Two dismissals, one of them a manager, the other a former England international, a missed penalty and a row between team-mates. There will be plenty of Reading fans looking at the bare statistics of this victory and thinking, "should have gone". They can rest easy. This was Reading's lowest league crowd for three seasons and the stay-aways were right. Ivar Ingimarsson's 26th-minute goal last night may have maintained Reading's pursuit of the Championship leaders but the performance lacked style. Had Blackpool not been reduced to 10 men by Lee Hendrie's first-half red card the visitors might easily have achieved parity. As it was the mood of Simon Grayson, their manager, was further soured when he was sent to the stand for dissent.
Grayson was unhappy at the referee Jarnail Singh's refusal to award a late penalty when Southern's thunderous, goal-bound volley appeared to strike Steve Hunt's hands. "I never swore. I just appealed for a decision," Grayson said, "but we're just a small-town team who don't get those decisions. It was an absolute, stonewall penalty."
Reading's victory came at a price, Marcus Hahnemann pulling a calf muscle which is likely to keep him out for several weeks. There was also a curious incident when Steve Hunt and Shane Long argued over who should take an injury-time penalty awarded after Keith Southern felled Chris Armstrong. Hunt, the designated penalty-taker, took it, and watched Paul Rachubka save. The Reading manager, Steve Coppell, professed himself unconcerned, but he might have been if Blackpool had subsequently levelled.
The visitors were hindered by the absence of Liam Dickinson. For those Championship clubs who, unlike Reading, do not have the benefit of Premier League parachute payments, a season's fortunes can depend on the loan players they attract. Grayson has half a dozen at Bloomfield Road, including the promising Liverpool winger Adam Hamill, but Dickinson has made the most startling impact. The striker, signed by Derby for £750,000 in the summer but yet to make his debut for the Rams, had scored four goals in less than two hours' football since being lent to Blackpool. Illness, however, meant he was restricted to the last 20 minutes.

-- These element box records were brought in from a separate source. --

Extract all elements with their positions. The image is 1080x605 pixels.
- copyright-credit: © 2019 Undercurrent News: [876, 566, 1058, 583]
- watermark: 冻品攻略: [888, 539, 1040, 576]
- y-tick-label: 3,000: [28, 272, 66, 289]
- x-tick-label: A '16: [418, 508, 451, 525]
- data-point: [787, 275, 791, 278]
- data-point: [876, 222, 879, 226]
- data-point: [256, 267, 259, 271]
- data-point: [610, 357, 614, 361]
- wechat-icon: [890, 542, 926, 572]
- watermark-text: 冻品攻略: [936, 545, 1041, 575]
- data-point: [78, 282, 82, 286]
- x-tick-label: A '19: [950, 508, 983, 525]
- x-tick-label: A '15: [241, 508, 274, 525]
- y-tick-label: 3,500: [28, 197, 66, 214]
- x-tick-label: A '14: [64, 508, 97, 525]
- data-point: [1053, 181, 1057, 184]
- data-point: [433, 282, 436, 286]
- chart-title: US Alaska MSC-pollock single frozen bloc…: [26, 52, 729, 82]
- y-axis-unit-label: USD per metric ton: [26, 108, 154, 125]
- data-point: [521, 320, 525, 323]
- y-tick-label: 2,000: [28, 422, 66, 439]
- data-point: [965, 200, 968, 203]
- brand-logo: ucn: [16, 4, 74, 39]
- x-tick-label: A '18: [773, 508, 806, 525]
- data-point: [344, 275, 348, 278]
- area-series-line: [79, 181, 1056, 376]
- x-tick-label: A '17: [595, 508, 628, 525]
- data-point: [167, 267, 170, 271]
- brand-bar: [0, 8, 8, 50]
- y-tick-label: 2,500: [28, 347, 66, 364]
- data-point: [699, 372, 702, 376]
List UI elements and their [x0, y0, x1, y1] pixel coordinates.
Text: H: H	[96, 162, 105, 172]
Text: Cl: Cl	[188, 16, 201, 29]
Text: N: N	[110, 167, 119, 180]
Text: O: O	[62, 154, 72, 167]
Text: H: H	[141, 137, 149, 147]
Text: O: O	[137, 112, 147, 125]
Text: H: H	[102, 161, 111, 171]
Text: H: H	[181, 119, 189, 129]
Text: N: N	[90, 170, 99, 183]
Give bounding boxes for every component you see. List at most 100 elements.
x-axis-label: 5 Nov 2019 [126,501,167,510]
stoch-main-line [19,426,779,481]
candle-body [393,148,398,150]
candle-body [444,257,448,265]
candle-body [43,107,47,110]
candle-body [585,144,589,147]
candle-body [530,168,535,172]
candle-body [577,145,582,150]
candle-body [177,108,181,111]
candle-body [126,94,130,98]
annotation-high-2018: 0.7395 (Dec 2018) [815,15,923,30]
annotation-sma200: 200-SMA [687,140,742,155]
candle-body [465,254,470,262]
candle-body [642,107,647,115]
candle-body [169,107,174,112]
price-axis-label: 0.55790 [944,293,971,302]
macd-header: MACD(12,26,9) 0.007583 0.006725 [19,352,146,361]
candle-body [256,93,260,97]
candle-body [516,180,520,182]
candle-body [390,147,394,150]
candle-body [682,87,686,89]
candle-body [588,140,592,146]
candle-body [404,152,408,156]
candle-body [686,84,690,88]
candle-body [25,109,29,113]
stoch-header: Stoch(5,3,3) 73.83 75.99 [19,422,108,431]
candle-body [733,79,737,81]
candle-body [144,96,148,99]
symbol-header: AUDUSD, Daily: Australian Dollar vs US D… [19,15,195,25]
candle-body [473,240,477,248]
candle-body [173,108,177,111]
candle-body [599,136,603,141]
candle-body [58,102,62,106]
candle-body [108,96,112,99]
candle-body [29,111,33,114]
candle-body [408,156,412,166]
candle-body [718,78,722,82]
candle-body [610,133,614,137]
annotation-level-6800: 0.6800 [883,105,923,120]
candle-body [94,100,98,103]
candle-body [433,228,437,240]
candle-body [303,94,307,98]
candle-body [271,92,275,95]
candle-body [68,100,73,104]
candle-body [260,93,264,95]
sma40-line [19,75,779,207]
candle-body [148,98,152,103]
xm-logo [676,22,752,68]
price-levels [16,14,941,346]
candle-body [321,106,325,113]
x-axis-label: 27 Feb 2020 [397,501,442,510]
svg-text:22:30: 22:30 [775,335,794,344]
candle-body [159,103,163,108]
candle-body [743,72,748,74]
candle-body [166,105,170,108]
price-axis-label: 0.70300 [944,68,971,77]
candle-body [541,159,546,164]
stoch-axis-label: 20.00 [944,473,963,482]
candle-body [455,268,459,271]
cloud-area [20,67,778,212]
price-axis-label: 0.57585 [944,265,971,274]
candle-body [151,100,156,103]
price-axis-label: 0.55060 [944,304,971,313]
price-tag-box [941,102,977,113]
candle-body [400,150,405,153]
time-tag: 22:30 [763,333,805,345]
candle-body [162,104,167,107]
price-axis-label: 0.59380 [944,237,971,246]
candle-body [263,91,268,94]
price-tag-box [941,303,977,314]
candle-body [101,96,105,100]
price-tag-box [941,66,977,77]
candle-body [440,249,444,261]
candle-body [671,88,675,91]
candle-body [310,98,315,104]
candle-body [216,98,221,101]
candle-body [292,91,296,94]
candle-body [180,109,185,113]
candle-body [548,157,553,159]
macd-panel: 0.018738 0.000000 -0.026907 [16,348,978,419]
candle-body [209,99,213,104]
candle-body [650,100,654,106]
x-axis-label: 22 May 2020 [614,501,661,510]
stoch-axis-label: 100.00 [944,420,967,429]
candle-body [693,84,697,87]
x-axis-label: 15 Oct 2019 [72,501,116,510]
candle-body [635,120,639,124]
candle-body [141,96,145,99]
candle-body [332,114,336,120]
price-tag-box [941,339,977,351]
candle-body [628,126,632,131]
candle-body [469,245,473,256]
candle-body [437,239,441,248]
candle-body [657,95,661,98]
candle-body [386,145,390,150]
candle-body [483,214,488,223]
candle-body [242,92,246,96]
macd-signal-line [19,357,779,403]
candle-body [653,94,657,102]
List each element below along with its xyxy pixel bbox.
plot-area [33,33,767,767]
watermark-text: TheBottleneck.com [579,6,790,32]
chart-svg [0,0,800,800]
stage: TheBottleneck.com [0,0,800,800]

With Coppell making three changes to his midfield quartet Reading's play lacked its usual fluency. Thus it was a surprise when Ingimarsson broke the deadlock. Marek Matejovsky released James Henry, making his full league debut, with a clever reverse pass, Henry's cross was half cleared and Ingimarsson drove the ball in from 20 yards. Seven minutes later the scale of Blackpool's task became mountainous as Hendrie was dismissed for what Singh viewed as an over-the-top tackle on Matejovsky.
The 10 men were largely untroubled, Rachubka only being stretched by Brynjar Gunnarsson's 54th-minute volley. "The mentality changes against 10 men, if we'd got a second we'd have relaxed more," Coppell said.
Reading (4-4-2): Hahnemann (Federici, 71); Rosenior, Duberry, Ingimarsson, Armstrong; Henry (Convey, 81), Gunnarsson, Matejovsky, S Hunt; Doyle, N Hunt (Long, 80). Substitutes not used: Harper, Karacan.
Blackpool (4-4-2): Rachubka; Barker, Edwards, Evatt, Martin; Hammill (Fox, 35), Southern, Hendrie, Reid; Kabba (Taylor-Fletcher, 70), Burgess (Dickinson, 70). Substitutes not used: Coid, Gow.